Perolehan dana kemanusiaan yang terkumpul kemudian dilipatgandakan oleh pihak manajemen (double match) sebelum disalurkan kepada korban bencana, hingga akhirnya menyentuh angka Rp2,5 miliar.
Dalam proses pendistribusian bantuan kemanusiaan ini, PTFI menjalin kemitraan dengan Human Initiative (HI).
Cakupan lokasi penyaluran bantuan tersebar di sejumlah kawasan, meliputi Kabupaten Nagekeo, Kabupaten Manggarai, serta Kabupaten Manggarai Timur, dengan prioritas pada empat bidang utama, yaitu pangan dan gizi, air, sanitasi, higiene, hunian dan pemukiman, hingga layanan kesehatan dasar.
Pada gelombang awal, HI mendistribusikan bantuan tanggap darurat dari PTFI berupa 700 paket Bedding Kits, Personal Hygiene Kits, Shelter Kit, Sembako, 5 unit hunian sementara, dan 4 bangunan sekolah darurat.
Melalui Palang Merah Indonesia (PMI), PTFI turut menyerahkan bantuan berupa Hygiene Kit, Sembako, Shelter Kit, dan Bedding Kit masing-masing berjumlah 300 paket dengan kalkulasi total mencapai Rp500 juta.

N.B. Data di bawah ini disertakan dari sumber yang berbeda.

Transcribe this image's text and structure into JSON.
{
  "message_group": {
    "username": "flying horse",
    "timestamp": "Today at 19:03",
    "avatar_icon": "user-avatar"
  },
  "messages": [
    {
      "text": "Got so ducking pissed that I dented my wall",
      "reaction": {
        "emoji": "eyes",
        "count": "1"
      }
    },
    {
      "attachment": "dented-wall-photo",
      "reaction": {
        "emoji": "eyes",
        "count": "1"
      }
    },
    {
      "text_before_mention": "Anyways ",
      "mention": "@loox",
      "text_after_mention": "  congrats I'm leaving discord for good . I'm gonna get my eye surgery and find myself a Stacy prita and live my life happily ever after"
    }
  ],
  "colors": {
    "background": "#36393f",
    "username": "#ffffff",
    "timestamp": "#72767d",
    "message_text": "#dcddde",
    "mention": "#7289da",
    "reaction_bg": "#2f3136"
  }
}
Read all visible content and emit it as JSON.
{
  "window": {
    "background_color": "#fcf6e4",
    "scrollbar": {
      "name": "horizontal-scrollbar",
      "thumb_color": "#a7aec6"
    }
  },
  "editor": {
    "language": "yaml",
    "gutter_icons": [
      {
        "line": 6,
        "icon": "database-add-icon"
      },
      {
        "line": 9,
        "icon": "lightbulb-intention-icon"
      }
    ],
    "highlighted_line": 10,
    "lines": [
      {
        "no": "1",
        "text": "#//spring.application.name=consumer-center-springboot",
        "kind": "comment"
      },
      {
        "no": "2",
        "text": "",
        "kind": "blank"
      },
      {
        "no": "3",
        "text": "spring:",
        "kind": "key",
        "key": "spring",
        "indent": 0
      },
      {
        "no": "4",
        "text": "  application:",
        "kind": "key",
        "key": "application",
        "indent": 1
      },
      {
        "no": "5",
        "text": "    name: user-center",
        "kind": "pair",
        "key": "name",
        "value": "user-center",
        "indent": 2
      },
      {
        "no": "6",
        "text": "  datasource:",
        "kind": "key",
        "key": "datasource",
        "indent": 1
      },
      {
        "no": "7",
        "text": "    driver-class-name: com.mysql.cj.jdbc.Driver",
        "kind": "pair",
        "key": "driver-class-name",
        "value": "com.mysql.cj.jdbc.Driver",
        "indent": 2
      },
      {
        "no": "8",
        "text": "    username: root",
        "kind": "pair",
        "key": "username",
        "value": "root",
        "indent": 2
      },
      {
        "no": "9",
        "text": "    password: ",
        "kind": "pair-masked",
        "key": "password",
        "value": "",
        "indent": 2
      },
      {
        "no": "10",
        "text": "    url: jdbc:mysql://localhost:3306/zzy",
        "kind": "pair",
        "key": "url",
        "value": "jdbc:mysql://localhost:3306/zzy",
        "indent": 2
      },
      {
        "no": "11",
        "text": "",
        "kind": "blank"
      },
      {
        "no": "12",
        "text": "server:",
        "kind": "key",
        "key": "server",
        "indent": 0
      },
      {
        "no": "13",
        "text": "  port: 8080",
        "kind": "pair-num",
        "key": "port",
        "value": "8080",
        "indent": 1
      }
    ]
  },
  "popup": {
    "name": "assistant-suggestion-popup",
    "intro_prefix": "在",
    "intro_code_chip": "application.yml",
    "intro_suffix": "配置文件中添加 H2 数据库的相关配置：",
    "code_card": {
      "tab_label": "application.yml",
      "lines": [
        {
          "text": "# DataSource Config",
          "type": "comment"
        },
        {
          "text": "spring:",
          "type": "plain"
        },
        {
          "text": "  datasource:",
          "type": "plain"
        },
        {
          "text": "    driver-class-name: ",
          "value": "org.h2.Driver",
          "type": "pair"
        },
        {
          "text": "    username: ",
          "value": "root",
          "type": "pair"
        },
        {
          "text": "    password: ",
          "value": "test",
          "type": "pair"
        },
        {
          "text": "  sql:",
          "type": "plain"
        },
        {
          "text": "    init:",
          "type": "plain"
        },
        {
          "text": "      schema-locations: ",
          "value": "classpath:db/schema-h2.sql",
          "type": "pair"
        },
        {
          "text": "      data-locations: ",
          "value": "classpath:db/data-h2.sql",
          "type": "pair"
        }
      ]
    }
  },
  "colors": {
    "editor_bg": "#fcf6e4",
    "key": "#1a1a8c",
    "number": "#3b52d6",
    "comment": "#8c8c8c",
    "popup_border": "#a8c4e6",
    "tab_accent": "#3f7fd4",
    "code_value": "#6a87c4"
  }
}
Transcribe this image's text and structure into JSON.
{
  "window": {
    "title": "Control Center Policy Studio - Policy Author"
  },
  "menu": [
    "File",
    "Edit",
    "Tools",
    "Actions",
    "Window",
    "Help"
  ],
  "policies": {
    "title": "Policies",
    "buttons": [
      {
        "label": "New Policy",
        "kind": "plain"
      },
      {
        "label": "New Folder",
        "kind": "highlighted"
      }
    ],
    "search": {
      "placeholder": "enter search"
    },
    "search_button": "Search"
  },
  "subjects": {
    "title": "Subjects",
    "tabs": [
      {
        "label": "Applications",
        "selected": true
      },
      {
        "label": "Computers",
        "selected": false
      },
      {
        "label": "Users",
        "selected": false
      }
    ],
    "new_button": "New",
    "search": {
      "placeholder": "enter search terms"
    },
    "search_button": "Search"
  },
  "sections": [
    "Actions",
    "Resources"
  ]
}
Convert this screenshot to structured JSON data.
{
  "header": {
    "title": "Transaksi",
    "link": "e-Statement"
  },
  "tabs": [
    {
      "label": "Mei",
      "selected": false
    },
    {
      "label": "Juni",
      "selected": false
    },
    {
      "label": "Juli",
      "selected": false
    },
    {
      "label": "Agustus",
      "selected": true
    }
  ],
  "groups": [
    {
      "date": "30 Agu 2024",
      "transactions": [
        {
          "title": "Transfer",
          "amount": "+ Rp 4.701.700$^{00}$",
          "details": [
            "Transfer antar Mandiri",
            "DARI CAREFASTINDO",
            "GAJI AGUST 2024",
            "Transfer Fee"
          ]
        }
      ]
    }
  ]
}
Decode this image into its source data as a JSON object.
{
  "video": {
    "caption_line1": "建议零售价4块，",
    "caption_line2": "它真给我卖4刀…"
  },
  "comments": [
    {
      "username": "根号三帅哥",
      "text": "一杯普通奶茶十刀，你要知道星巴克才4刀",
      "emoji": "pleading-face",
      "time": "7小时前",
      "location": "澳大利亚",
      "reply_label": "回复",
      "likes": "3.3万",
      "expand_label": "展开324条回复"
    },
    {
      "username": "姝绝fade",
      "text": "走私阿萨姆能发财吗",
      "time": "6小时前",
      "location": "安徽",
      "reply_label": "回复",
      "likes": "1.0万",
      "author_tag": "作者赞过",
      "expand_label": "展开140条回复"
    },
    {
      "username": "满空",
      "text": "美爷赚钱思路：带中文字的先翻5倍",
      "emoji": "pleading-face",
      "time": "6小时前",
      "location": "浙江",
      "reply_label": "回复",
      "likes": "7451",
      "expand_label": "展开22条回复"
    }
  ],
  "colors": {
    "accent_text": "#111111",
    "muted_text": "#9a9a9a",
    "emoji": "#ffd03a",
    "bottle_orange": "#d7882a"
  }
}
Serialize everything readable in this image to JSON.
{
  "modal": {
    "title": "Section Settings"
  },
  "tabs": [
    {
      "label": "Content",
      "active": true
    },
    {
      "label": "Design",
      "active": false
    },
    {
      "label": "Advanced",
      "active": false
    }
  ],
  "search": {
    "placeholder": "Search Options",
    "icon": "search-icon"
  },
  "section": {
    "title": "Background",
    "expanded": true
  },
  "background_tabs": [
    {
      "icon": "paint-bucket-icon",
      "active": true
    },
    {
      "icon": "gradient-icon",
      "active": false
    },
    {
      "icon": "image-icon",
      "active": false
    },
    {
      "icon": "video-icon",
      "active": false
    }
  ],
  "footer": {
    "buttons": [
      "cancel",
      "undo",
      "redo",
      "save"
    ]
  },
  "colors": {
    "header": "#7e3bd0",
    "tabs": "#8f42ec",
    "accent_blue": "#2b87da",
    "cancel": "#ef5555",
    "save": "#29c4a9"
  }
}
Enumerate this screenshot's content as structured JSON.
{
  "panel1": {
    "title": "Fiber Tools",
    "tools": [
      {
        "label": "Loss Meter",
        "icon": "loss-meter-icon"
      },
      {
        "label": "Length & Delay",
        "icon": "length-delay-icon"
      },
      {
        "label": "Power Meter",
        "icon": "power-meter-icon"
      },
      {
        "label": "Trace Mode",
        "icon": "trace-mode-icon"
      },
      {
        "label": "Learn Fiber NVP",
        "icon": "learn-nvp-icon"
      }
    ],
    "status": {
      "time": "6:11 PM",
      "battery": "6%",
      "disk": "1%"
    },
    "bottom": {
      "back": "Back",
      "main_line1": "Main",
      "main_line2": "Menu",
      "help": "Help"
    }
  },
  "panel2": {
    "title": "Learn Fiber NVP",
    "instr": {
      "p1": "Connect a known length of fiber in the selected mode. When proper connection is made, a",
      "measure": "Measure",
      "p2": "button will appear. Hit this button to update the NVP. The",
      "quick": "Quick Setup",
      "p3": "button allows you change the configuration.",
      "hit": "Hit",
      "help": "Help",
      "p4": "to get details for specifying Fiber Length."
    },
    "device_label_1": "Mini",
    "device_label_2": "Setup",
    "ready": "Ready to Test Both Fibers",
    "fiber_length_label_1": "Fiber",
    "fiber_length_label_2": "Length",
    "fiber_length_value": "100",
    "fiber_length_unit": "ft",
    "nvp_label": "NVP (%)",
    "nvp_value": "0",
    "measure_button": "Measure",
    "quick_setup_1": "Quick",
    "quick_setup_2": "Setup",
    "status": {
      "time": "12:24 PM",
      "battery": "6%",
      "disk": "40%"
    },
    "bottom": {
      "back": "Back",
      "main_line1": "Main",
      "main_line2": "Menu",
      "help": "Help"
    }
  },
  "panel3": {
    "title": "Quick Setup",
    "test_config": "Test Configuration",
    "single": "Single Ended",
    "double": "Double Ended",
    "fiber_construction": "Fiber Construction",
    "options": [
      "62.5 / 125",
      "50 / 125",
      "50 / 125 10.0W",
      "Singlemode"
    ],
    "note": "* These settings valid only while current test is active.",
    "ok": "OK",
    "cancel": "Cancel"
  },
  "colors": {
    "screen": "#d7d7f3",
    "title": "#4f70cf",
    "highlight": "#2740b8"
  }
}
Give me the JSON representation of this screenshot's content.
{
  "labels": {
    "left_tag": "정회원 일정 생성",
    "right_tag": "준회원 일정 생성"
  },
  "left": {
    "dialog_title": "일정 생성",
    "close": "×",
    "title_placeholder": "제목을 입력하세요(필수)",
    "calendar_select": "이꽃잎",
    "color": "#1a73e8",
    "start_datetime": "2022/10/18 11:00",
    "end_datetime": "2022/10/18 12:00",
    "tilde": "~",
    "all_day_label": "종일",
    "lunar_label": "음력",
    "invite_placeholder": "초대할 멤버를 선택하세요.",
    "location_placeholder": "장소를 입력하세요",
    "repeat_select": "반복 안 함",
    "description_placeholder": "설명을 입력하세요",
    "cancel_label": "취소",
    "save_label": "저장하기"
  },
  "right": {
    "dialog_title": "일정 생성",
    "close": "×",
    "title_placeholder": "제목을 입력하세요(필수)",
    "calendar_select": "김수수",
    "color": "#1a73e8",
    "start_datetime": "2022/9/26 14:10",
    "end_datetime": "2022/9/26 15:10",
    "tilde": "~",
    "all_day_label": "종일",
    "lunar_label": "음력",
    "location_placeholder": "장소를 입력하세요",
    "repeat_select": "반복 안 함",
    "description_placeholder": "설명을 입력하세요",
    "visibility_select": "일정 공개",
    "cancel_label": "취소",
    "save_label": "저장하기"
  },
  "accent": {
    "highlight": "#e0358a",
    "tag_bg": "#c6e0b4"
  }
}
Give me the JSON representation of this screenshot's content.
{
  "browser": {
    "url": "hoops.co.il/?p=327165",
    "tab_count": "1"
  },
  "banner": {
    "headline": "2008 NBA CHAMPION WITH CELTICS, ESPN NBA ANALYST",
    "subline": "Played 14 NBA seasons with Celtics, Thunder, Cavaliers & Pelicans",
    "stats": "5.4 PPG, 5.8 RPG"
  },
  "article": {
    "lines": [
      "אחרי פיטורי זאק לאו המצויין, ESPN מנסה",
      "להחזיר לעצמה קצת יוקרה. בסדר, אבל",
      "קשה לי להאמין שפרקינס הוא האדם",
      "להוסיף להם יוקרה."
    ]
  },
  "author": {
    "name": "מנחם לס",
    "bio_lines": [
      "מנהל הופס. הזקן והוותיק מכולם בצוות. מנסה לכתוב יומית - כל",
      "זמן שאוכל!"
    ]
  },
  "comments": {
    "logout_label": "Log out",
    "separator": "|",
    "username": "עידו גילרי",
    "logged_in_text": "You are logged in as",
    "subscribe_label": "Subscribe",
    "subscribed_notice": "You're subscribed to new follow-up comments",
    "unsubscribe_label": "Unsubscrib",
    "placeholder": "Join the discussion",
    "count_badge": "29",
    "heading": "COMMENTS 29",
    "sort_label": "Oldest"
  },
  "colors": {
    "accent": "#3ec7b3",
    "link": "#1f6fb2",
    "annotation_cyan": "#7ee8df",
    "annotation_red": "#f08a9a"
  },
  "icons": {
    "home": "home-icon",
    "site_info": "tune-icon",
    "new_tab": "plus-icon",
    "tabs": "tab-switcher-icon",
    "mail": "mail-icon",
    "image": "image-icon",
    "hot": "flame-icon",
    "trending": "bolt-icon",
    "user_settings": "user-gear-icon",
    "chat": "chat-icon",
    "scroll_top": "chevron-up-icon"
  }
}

Gubernur NTT Melki Laka Lena menyatakan bahwa dukungan kemanusiaan ini teramat berguna bagi masyarakat NTT yang terdampak.
Dalam fase tanggap darurat saat ini, lanjut Melki, para korban gempa masih memerlukan dukungan uluran tangan dari pelbagai kalangan.
Hingga saat ini, guncangan gempa susulan dilaporkan masih terus terjadi. Catatan menunjukkan sudah terjadi lebih dari 11.000 kali gempa susulan.
Situasi tersebut, terang Melki, memicu persoalan baru bagi para penyintas bencana.
“Gempa sudah menyentuh wilayah psikologis orang per orang, dan ini tengah jadi fokus kami.”
Melki berharap semakin banyak dukungan yang mengalir untuk meringankan beban korban bencana gempa, utamanya bantuan bagi penyediaan sekolah darurat dan fasilitas kesehatan. Mengingat, banyak infrastruktur sekolah yang mengalami kerusakan imbas gempa pada pertengahan Agustus lalu.